Schaper C, Fleming T R, Self S G, Rida W N
Department of Biostatistics, University of Washington, Seattle 98195, USA.
Annu Rev Public Health. 1995;16:1-22. doi: 10.1146/annurev.pu.16.050195.000245.
HIV vaccine trials present significant challenges related to trial endpoints, vaccine efficacy measurement, and the role of nonvaccine interventions. Infection is a valid endpoint for detecting sterilizing immunity. But if the vaccine prevents AIDS without preventing infection, infection may be a misleading surrogate. Appropriate endpoints must be defined for other mechanisms of vaccine action. Direct, indirect, behavioral, and biological effects all determine vaccine efficacy. False security among HIV-vaccine recipients may make negative behavioral effects an important component of vaccine performance. Both biological potency and a more comprehensive program effectiveness should be measured. These goals may require unblinded designs or community randomization. Nonvaccine interventions are currently the only HIV-prevention strategy. Support for larger scale implementation requires more rigorous evaluation that is less dependent on self-reported behavioral changes. The vaccine trial cohorts provide a unique opportunity to cost-effectively evaluate behavioral interventions.

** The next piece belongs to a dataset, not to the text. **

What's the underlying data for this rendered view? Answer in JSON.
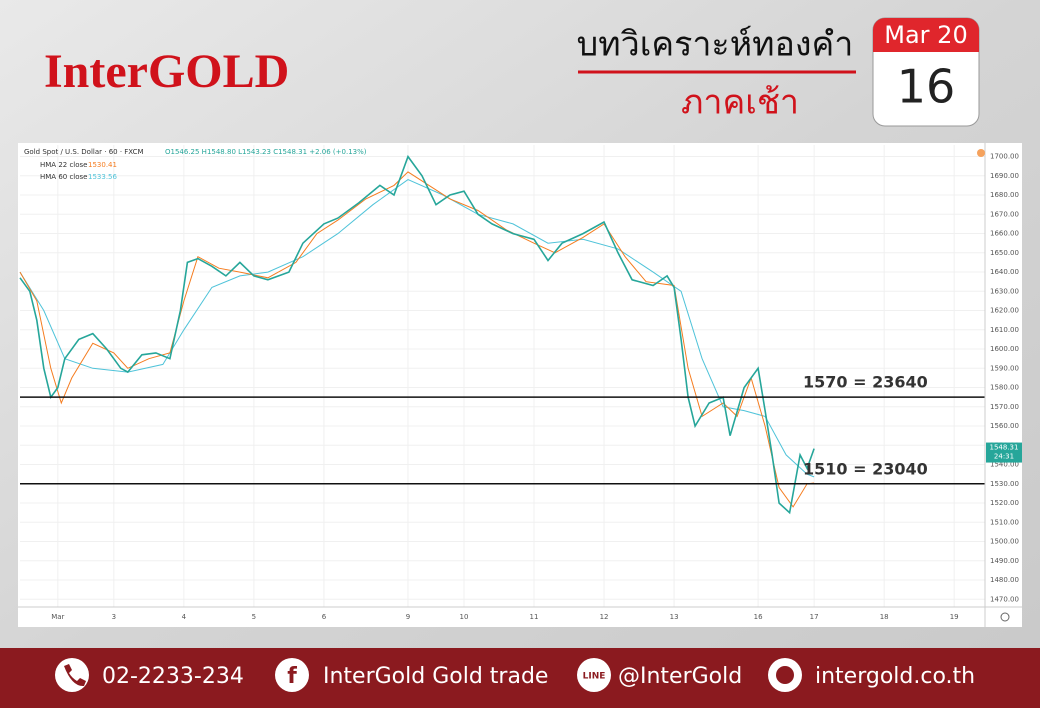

HIV疫苗试验在试验终点、疫苗效力测量以及非疫苗干预措施的作用方面面临重大挑战。感染是检测灭菌免疫的有效终点。但如果疫苗能预防艾滋病却不能预防感染,那么感染可能是一个具有误导性的替代指标。必须为疫苗作用的其他机制定义适当的终点。直接、间接、行为和生物学效应都会决定疫苗效力。HIV疫苗接种者中的虚假安全感可能会使负面行为效应成为疫苗效果的一个重要组成部分。应同时衡量生物学效力和更全面的项目效果。这些目标可能需要非盲法设计或社区随机化。非疫苗干预措施目前是唯一的HIV预防策略。对更大规模实施的支持需要更严格的评估,且这种评估较少依赖自我报告的行为变化。疫苗试验队列提供了一个以具有成本效益的方式评估行为干预措施的独特机会。